In the very intriguing essay "Writer, Reader, Words ", there are insights that could apply to novel readers like ourselves: "The Greek myths warn us of the dangers of recognising no reality but our own. Art is a way into other realities, other personalities. When I let myself be affected by a book, I let into myself new customs and new desires. The book does not reproduce me, it re-defines me, pushes at my boundaries, shatters the palings that guard my heart."
Included also are two related essays about Virginia Woolf, both lovely and erudite and inspiring. I'm encouraged to reread The Waves (one of Winterson's favourites) which I first read about ten years ago, and see what I make of it now. I loved it the first time, simply as poetry, and wonder if I'll appreciate it even more now.
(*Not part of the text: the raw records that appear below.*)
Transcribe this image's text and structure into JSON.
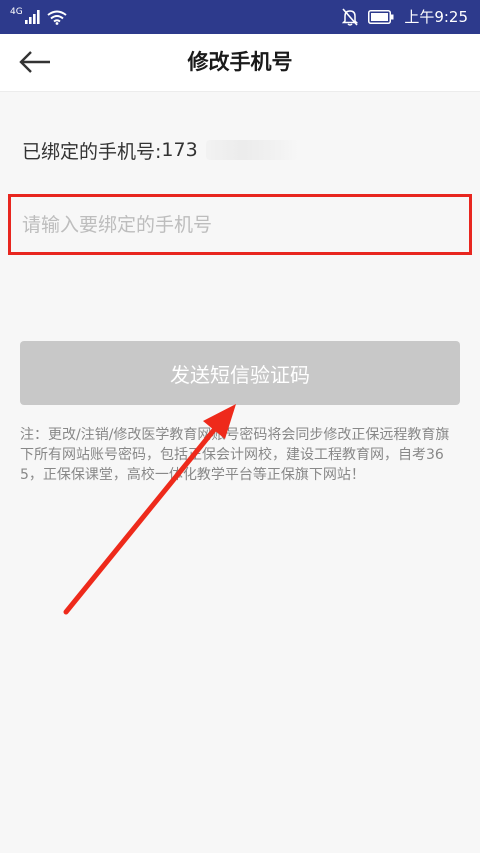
{
  "status_bar": {
    "network": "4G",
    "time": "上午9:25",
    "icons": [
      "signal-icon",
      "wifi-icon",
      "bell-off-icon",
      "battery-icon"
    ]
  },
  "header": {
    "title": "修改手机号",
    "back_icon": "arrow-left-icon"
  },
  "bound_phone": {
    "label": "已绑定的手机号:",
    "number_prefix": "173"
  },
  "phone_input": {
    "placeholder": "请输入要绑定的手机号",
    "value": ""
  },
  "send_button": {
    "label": "发送短信验证码"
  },
  "note": "注：更改/注销/修改医学教育网账号密码将会同步修改正保远程教育旗下所有网站账号密码，包括正保会计网校，建设工程教育网，自考365，正保保课堂，高校一体化教学平台等正保旗下网站！",
  "colors": {
    "status_bar": "#2d3a8c",
    "highlight_border": "#e8261f",
    "annotation_arrow": "#ee2a1b",
    "button_disabled": "#c8c8c8",
    "background": "#f7f7f7"
  }
}
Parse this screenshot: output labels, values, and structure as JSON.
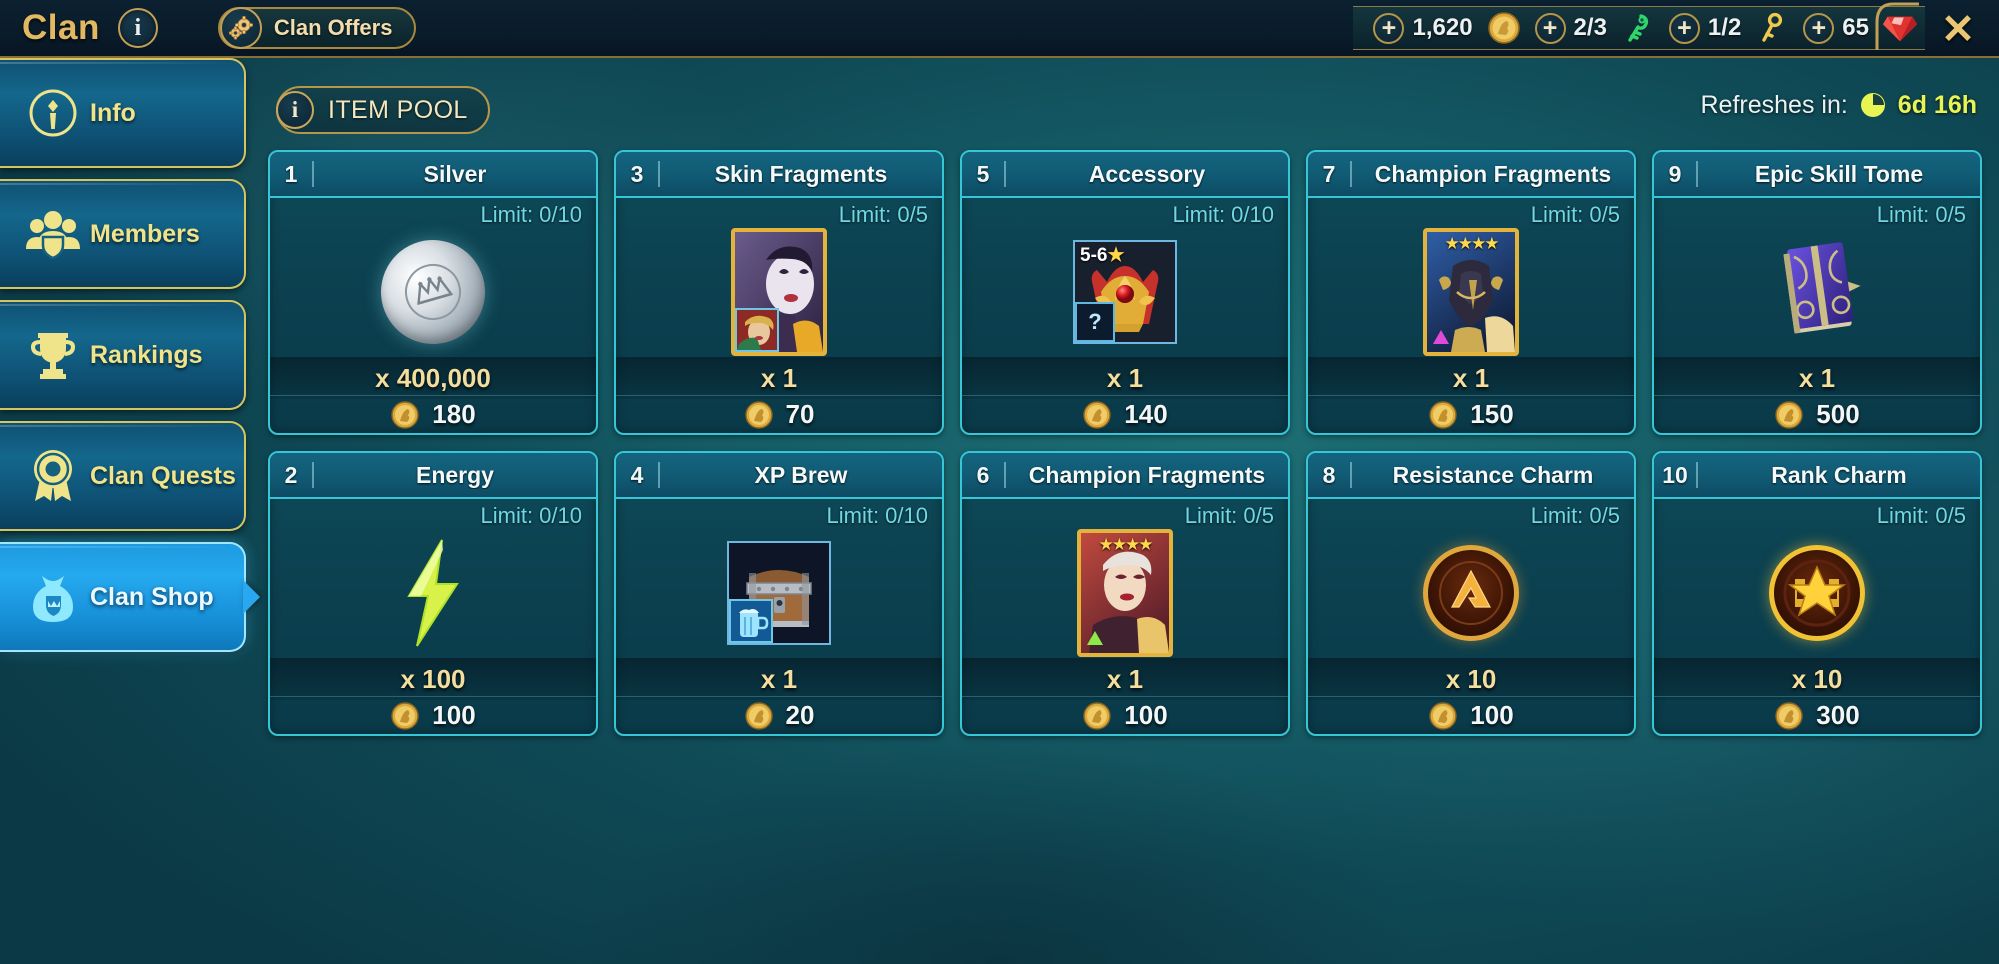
{
  "topbar": {
    "title": "Clan",
    "info_icon": "info-icon",
    "clan_offers_label": "Clan Offers",
    "gear_icon": "gear-icon",
    "close_icon": "close-icon",
    "currencies": [
      {
        "name": "clan-coin",
        "icon": "clan-coin-icon",
        "value": "1,620",
        "plus": "+"
      },
      {
        "name": "clan-key-green",
        "icon": "green-key-icon",
        "value": "2/3",
        "plus": "+"
      },
      {
        "name": "clan-key-gold",
        "icon": "gold-key-icon",
        "value": "1/2",
        "plus": "+"
      },
      {
        "name": "gems",
        "icon": "gem-icon",
        "value": "65",
        "plus": "+"
      }
    ]
  },
  "sidebar": {
    "items": [
      {
        "label": "Info",
        "icon": "info-circle-icon",
        "active": false
      },
      {
        "label": "Members",
        "icon": "members-icon",
        "active": false
      },
      {
        "label": "Rankings",
        "icon": "trophy-icon",
        "active": false
      },
      {
        "label": "Clan Quests",
        "icon": "rosette-icon",
        "active": false
      },
      {
        "label": "Clan Shop",
        "icon": "money-bag-icon",
        "active": true
      }
    ]
  },
  "main": {
    "item_pool_label": "ITEM POOL",
    "item_pool_icon": "info-icon",
    "refresh_label": "Refreshes in:",
    "refresh_icon": "clock-icon",
    "refresh_time": "6d 16h",
    "limit_prefix": "Limit: ",
    "items": [
      {
        "num": "1",
        "name": "Silver",
        "limit": "Limit: 0/10",
        "qty": "x 400,000",
        "price": "180",
        "art": "silver-coin"
      },
      {
        "num": "2",
        "name": "Energy",
        "limit": "Limit: 0/10",
        "qty": "x 100",
        "price": "100",
        "art": "energy-bolt"
      },
      {
        "num": "3",
        "name": "Skin Fragments",
        "limit": "Limit: 0/5",
        "qty": "x 1",
        "price": "70",
        "art": "skin-fragment"
      },
      {
        "num": "4",
        "name": "XP Brew",
        "limit": "Limit: 0/10",
        "qty": "x 1",
        "price": "20",
        "art": "xp-brew-chest"
      },
      {
        "num": "5",
        "name": "Accessory",
        "limit": "Limit: 0/10",
        "qty": "x 1",
        "price": "140",
        "art": "accessory-crown",
        "star_label": "5-6"
      },
      {
        "num": "6",
        "name": "Champion Fragments",
        "limit": "Limit: 0/5",
        "qty": "x 1",
        "price": "100",
        "art": "champion-red",
        "stars": "★★★★"
      },
      {
        "num": "7",
        "name": "Champion Fragments",
        "limit": "Limit: 0/5",
        "qty": "x 1",
        "price": "150",
        "art": "champion-blue",
        "stars": "★★★★"
      },
      {
        "num": "8",
        "name": "Resistance Charm",
        "limit": "Limit: 0/5",
        "qty": "x 10",
        "price": "100",
        "art": "resistance-charm"
      },
      {
        "num": "9",
        "name": "Epic Skill Tome",
        "limit": "Limit: 0/5",
        "qty": "x 1",
        "price": "500",
        "art": "epic-tome"
      },
      {
        "num": "10",
        "name": "Rank Charm",
        "limit": "Limit: 0/5",
        "qty": "x 10",
        "price": "300",
        "art": "rank-charm"
      }
    ]
  },
  "colors": {
    "gold": "#e3b863",
    "card_border": "#35c6d8",
    "limit_text": "#6fd8e4",
    "qty_text": "#f3de9e",
    "active_nav": "#25a9ef",
    "refresh_time": "#e8f453"
  }
}
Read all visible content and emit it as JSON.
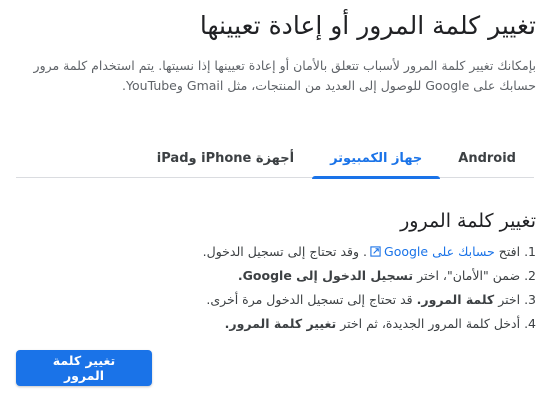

There are so many thought provoking lines in this book; I can hardly choose which ones to share. One that I really liked, though, was in the piece "Imagination and Reality". In discussing the value of art she states "the world is not flat and neither is reality. Reality is continuous, multiple, simultaneous, complex, abundant and partly invisible. The imagination alone can fathom this and it reveals its fathomings through art."
I feel as if I should follow Stefanie's Emersonian example and examine each essay minutely for all the depth of intelligence contained in each one. But then I would probably never (or very belatedly) produce any kind of reflection, and I just want to share the wonder of this book, and hope that anyone else with a copy laying about will pick it up and finally read it. It repays close reading tenfold. I loved it.